Compliance Imperatives

Given today’s regulatory landscape, compliance cannot be treated as a box-ticking exercise any longer. It is the backbone of corporate resilience. Boards must move beyond passive oversight and embrace a culture of proactive governance. In a birds eye view we can think of a few steps to set the ball rolling:

  • Institutionalization of SOPs: Standard Operating Procedures are not mere paperwork; they are the lifeline of compliance. Well-drafted SOPs create clarity, consistency, and accountability across copyright, tax, labour, privacy, corporate governance and environmental domains. They serve as a shield against regulatory surprises and a roadmap for operational integrity.
  • Elevating Board Oversight: Delegation without diligence is a recipe for liability. Directors must actively monitor compliance metrics, review risk dashboards, and demand periodic reports. Governance today has to be hands-on.
  • Investing in Training: Knowledge is the first line of defense. Regular training for directors and senior executives ensures that statutory obligations are understood, internalized, and acted upon. A well-informed leadership team is far less likely to stumble into avoidable violations.
  • Audit and Documentation: Compliance without evidence is compliance in name only. Maintain meticulous records of licenses, filings, and actions taken. Periodic audits both internal and external are essential to validate adherence and identify gaps before regulators do.
  • Engage Early, Engage Often: Proactive dialogue with regulators, industry bodies and peer groups can prevent disputes from escalating into litigation. Transparency and preparedness signal credibility and reduce enforcement risk.
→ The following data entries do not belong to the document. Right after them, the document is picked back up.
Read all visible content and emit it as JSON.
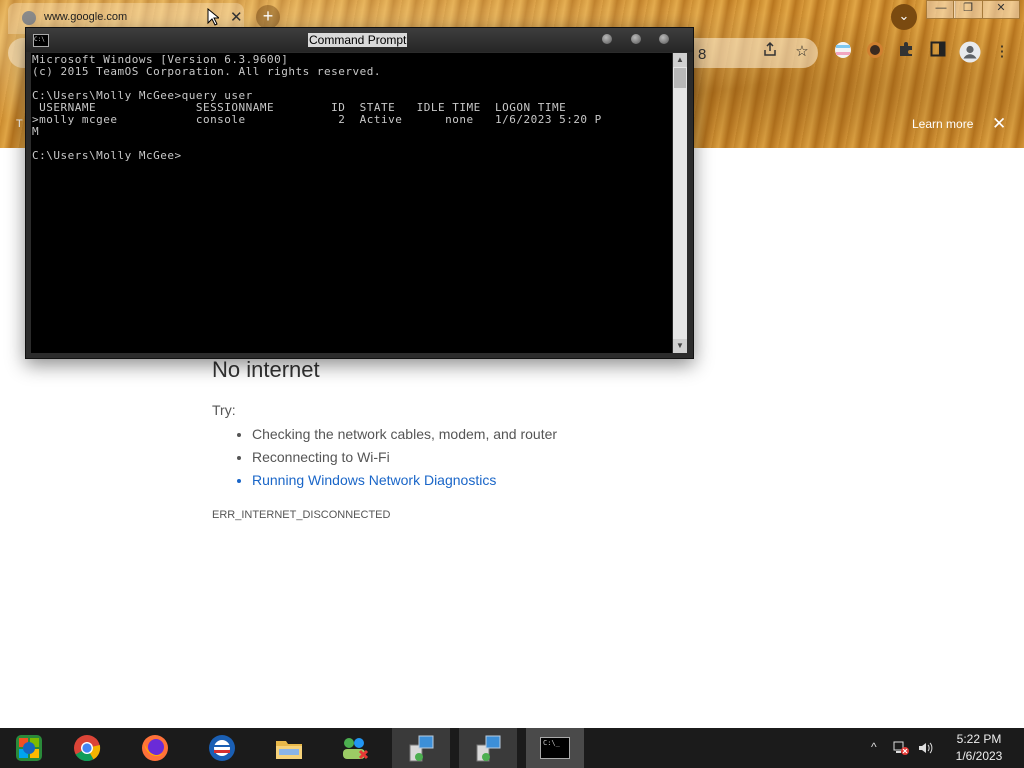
{
  "browser": {
    "tab_title": "www.google.com",
    "tab_close": "✕",
    "new_tab": "+",
    "tab_search": "⌄",
    "win_minimize": "—",
    "win_restore": "❐",
    "win_close": "✕",
    "omnibox_partial": "8",
    "info_partial": "T",
    "learn_more": "Learn more",
    "info_close": "✕"
  },
  "error_page": {
    "title": "No internet",
    "try": "Try:",
    "suggestions": [
      "Checking the network cables, modem, and router",
      "Reconnecting to Wi-Fi",
      "Running Windows Network Diagnostics"
    ],
    "code": "ERR_INTERNET_DISCONNECTED"
  },
  "cmd": {
    "title": "Command Prompt",
    "icon_text": "C:\\",
    "lines": [
      "Microsoft Windows [Version 6.3.9600]",
      "(c) 2015 TeamOS Corporation. All rights reserved.",
      "",
      "C:\\Users\\Molly McGee>query user",
      " USERNAME              SESSIONNAME        ID  STATE   IDLE TIME  LOGON TIME",
      ">molly mcgee           console             2  Active      none   1/6/2023 5:20 P",
      "M",
      "",
      "C:\\Users\\Molly McGee>"
    ]
  },
  "taskbar": {
    "time": "5:22 PM",
    "date": "1/6/2023",
    "tray_chevron": "^",
    "cmd_icon_text": "C:\\_"
  }
}
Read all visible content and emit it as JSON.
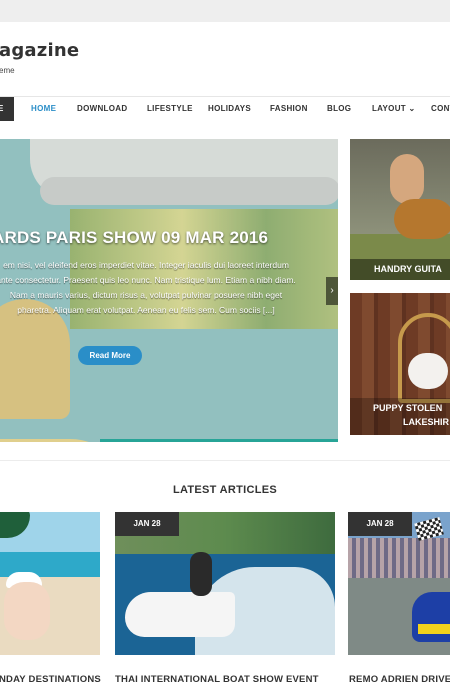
{
  "site": {
    "title": "agazine",
    "tagline": "eme"
  },
  "nav": {
    "home_block": "E",
    "items": [
      "HOME",
      "DOWNLOAD",
      "LIFESTYLE",
      "HOLIDAYS",
      "FASHION",
      "BLOG",
      "LAYOUT",
      "CONT"
    ],
    "layout_chevron": "⌄"
  },
  "slider": {
    "title": "ARDS PARIS SHOW 09 MAR 2016",
    "excerpt": "em nisi, vel eleifend eros imperdiet vitae. Integer iaculis dui laoreet interdum ante consectetur. Praesent quis leo nunc. Nam tristique lum. Etiam a nibh diam. Nam a mauris varius, dictum risus a, volutpat pulvinar posuere nibh eget pharetra. Aliquam erat volutpat. Aenean eu felis sem. Cum sociis [...]",
    "button": "Read More",
    "arrow": "‹"
  },
  "side_cards": [
    {
      "label": "HANDRY GUITA"
    },
    {
      "label_line1": "PUPPY STOLEN",
      "label_line2": "LAKESHIR"
    }
  ],
  "latest": {
    "heading": "LATEST ARTICLES",
    "articles": [
      {
        "title": "NDAY DESTINATIONS",
        "date": ""
      },
      {
        "title": "THAI INTERNATIONAL BOAT SHOW EVENT",
        "date": "JAN 28"
      },
      {
        "title": "REMO ADRIEN DRIVE",
        "date": "JAN 28"
      }
    ]
  }
}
In short, SOPs and audits are not optional. They are strategic assets. They transform compliance from a reactive chore into a proactive shield, protecting directors and organizations from the rising tide of personal liability.

Conclusion

The Delhi High Court’s Novex ruling is a stark reminder that directors in India now operate under an expanded zone of personal liability across multiple statutes. From copyright law to tax, corporate governance, environmental, and labour regulations, the judiciary has sent an unequivocal message: compliance is no longer a collective corporate duty. It is a personal mandate for those at the helm. Boards must move beyond formalities and act decisively to embed robust governance frameworks, enforce accountability, and safeguard both organizational integrity and individual leadership from escalating legal and reputational risks.